Look what being round as got you

Any bitch that’s ever opened a twitter account blocked you

Even Cupid shot you with one of his bow and arrows

And then the tip broke off and then it bounced off you

Look at the chocolate covered Butterbean lookin mean motherfucker

I don’t mean to prejudge him cuz the streets love him

But you being overweight’s

Starting to fuck with your ability to be a G cousin

You’re limited to drive-by’s only

I mean picture him all up in the streets busting like

Physically walking up to the side walk with his heat dumping

And tossing his piece, fleeing the scene like … “Police coming y’all”

You ain’t gon reach nothing at that speed

Unless I told you the other side of the street had a deep oven

Where they bake donuts in cream stuffed in with sweet pumpkin and…

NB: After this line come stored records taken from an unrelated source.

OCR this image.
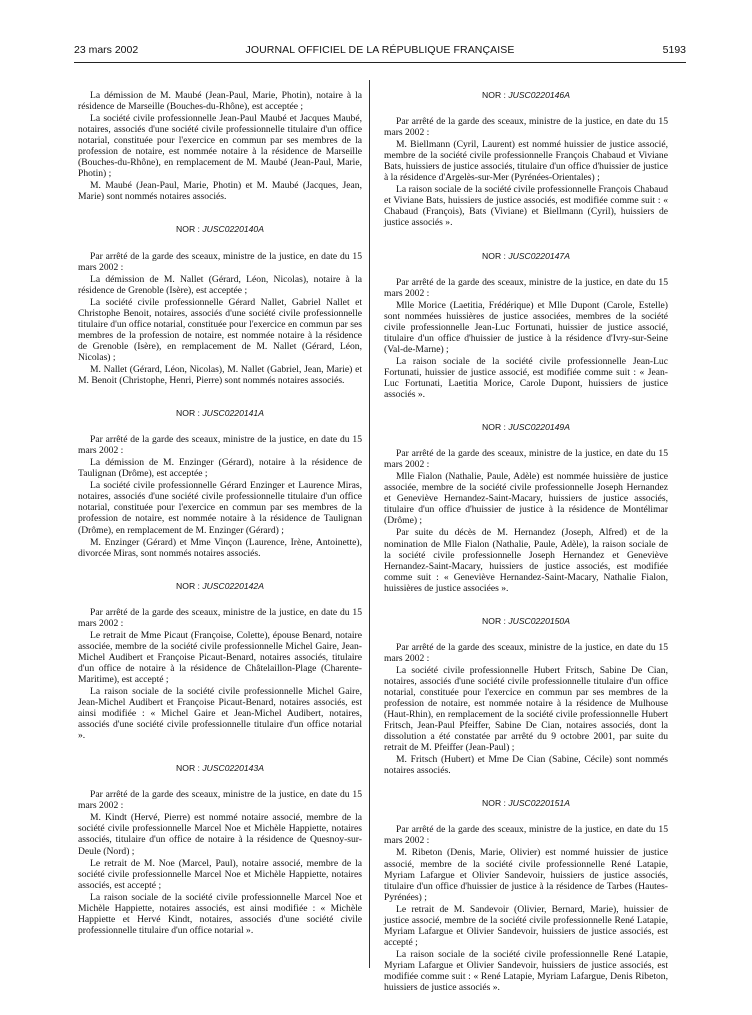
23 mars 2002	JOURNAL OFFICIEL DE LA RÉPUBLIQUE FRANÇAISE	5193

La démission de M. Maubé (Jean-Paul, Marie, Photin), notaire à la résidence de Marseille (Bouches-du-Rhône), est acceptée ;

La société civile professionnelle Jean-Paul Maubé et Jacques Maubé, notaires, associés d'une société civile professionnelle titulaire d'un office notarial, constituée pour l'exercice en commun par ses membres de la profession de notaire, est nommée notaire à la résidence de Marseille (Bouches-du-Rhône), en remplacement de M. Maubé (Jean-Paul, Marie, Photin) ;

M. Maubé (Jean-Paul, Marie, Photin) et M. Maubé (Jacques, Jean, Marie) sont nommés notaires associés.

NOR : JUSC0220140A

Par arrêté de la garde des sceaux, ministre de la justice, en date du 15 mars 2002 :

La démission de M. Nallet (Gérard, Léon, Nicolas), notaire à la résidence de Grenoble (Isère), est acceptée ;

La société civile professionnelle Gérard Nallet, Gabriel Nallet et Christophe Benoit, notaires, associés d'une société civile professionnelle titulaire d'un office notarial, constituée pour l'exercice en commun par ses membres de la profession de notaire, est nommée notaire à la résidence de Grenoble (Isère), en remplacement de M. Nallet (Gérard, Léon, Nicolas) ;

M. Nallet (Gérard, Léon, Nicolas), M. Nallet (Gabriel, Jean, Marie) et M. Benoit (Christophe, Henri, Pierre) sont nommés notaires associés.

NOR : JUSC0220141A

Par arrêté de la garde des sceaux, ministre de la justice, en date du 15 mars 2002 :

La démission de M. Enzinger (Gérard), notaire à la résidence de Taulignan (Drôme), est acceptée ;

La société civile professionnelle Gérard Enzinger et Laurence Miras, notaires, associés d'une société civile professionnelle titulaire d'un office notarial, constituée pour l'exercice en commun par ses membres de la profession de notaire, est nommée notaire à la résidence de Taulignan (Drôme), en remplacement de M. Enzinger (Gérard) ;

M. Enzinger (Gérard) et Mme Vinçon (Laurence, Irène, Antoinette), divorcée Miras, sont nommés notaires associés.

NOR : JUSC0220142A

Par arrêté de la garde des sceaux, ministre de la justice, en date du 15 mars 2002 :

Le retrait de Mme Picaut (Françoise, Colette), épouse Benard, notaire associée, membre de la société civile professionnelle Michel Gaire, Jean-Michel Audibert et Françoise Picaut-Benard, notaires associés, titulaire d'un office de notaire à la résidence de Châtelaillon-Plage (Charente-Maritime), est accepté ;

La raison sociale de la société civile professionnelle Michel Gaire, Jean-Michel Audibert et Françoise Picaut-Benard, notaires associés, est ainsi modifiée : « Michel Gaire et Jean-Michel Audibert, notaires, associés d'une société civile professionnelle titulaire d'un office notarial ».

NOR : JUSC0220143A

Par arrêté de la garde des sceaux, ministre de la justice, en date du 15 mars 2002 :

M. Kindt (Hervé, Pierre) est nommé notaire associé, membre de la société civile professionnelle Marcel Noe et Michèle Happiette, notaires associés, titulaire d'un office de notaire à la résidence de Quesnoy-sur-Deule (Nord) ;

Le retrait de M. Noe (Marcel, Paul), notaire associé, membre de la société civile professionnelle Marcel Noe et Michèle Happiette, notaires associés, est accepté ;

La raison sociale de la société civile professionnelle Marcel Noe et Michèle Happiette, notaires associés, est ainsi modifiée : « Michèle Happiette et Hervé Kindt, notaires, associés d'une société civile professionnelle titulaire d'un office notarial ».

NOR : JUSC0220146A

Par arrêté de la garde des sceaux, ministre de la justice, en date du 15 mars 2002 :

M. Biellmann (Cyril, Laurent) est nommé huissier de justice associé, membre de la société civile professionnelle François Chabaud et Viviane Bats, huissiers de justice associés, titulaire d'un office d'huissier de justice à la résidence d'Argelès-sur-Mer (Pyrénées-Orientales) ;

La raison sociale de la société civile professionnelle François Chabaud et Viviane Bats, huissiers de justice associés, est modifiée comme suit : « Chabaud (François), Bats (Viviane) et Biellmann (Cyril), huissiers de justice associés ».

NOR : JUSC0220147A

Par arrêté de la garde des sceaux, ministre de la justice, en date du 15 mars 2002 :

Mlle Morice (Laetitia, Frédérique) et Mlle Dupont (Carole, Estelle) sont nommées huissières de justice associées, membres de la société civile professionnelle Jean-Luc Fortunati, huissier de justice associé, titulaire d'un office d'huissier de justice à la résidence d'Ivry-sur-Seine (Val-de-Marne) ;

La raison sociale de la société civile professionnelle Jean-Luc Fortunati, huissier de justice associé, est modifiée comme suit : « Jean-Luc Fortunati, Laetitia Morice, Carole Dupont, huissiers de justice associés ».

NOR : JUSC0220149A

Par arrêté de la garde des sceaux, ministre de la justice, en date du 15 mars 2002 :

Mlle Fialon (Nathalie, Paule, Adèle) est nommée huissière de justice associée, membre de la société civile professionnelle Joseph Hernandez et Geneviève Hernandez-Saint-Macary, huissiers de justice associés, titulaire d'un office d'huissier de justice à la résidence de Montélimar (Drôme) ;

Par suite du décès de M. Hernandez (Joseph, Alfred) et de la nomination de Mlle Fialon (Nathalie, Paule, Adèle), la raison sociale de la société civile professionnelle Joseph Hernandez et Geneviève Hernandez-Saint-Macary, huissiers de justice associés, est modifiée comme suit : « Geneviève Hernandez-Saint-Macary, Nathalie Fialon, huissières de justice associées ».

NOR : JUSC0220150A

Par arrêté de la garde des sceaux, ministre de la justice, en date du 15 mars 2002 :

La société civile professionnelle Hubert Fritsch, Sabine De Cian, notaires, associés d'une société civile professionnelle titulaire d'un office notarial, constituée pour l'exercice en commun par ses membres de la profession de notaire, est nommée notaire à la résidence de Mulhouse (Haut-Rhin), en remplacement de la société civile professionnelle Hubert Fritsch, Jean-Paul Pfeiffer, Sabine De Cian, notaires associés, dont la dissolution a été constatée par arrêté du 9 octobre 2001, par suite du retrait de M. Pfeiffer (Jean-Paul) ;

M. Fritsch (Hubert) et Mme De Cian (Sabine, Cécile) sont nommés notaires associés.

NOR : JUSC0220151A

Par arrêté de la garde des sceaux, ministre de la justice, en date du 15 mars 2002 :

M. Ribeton (Denis, Marie, Olivier) est nommé huissier de justice associé, membre de la société civile professionnelle René Latapie, Myriam Lafargue et Olivier Sandevoir, huissiers de justice associés, titulaire d'un office d'huissier de justice à la résidence de Tarbes (Hautes-Pyrénées) ;

Le retrait de M. Sandevoir (Olivier, Bernard, Marie), huissier de justice associé, membre de la société civile professionnelle René Latapie, Myriam Lafargue et Olivier Sandevoir, huissiers de justice associés, est accepté ;

La raison sociale de la société civile professionnelle René Latapie, Myriam Lafargue et Olivier Sandevoir, huissiers de justice associés, est modifiée comme suit : « René Latapie, Myriam Lafargue, Denis Ribeton, huissiers de justice associés ».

Listen to me you fuckin obese glutton none of this shit really means nothin

You can’t get a job cuz your dress shirt’s like the first Nintendo controller

It only got like 2 or 3 buttons

Picture him all up in the scene clubbin walkin around with his drink buzzin

Mean muggin all the bitches like “I’m trying to eat something”

You said you running through bricks like Beetlejuice was in it

No bro you running through brick like the Kool Aid Man was coming

From the place where your glocks go “Shalaka bing bing!

Shalaka woo woo! Shalaka soo soo! Ting Ting! Boop boop!”

I’m from the place where the shit goes “Chalaka soo soo!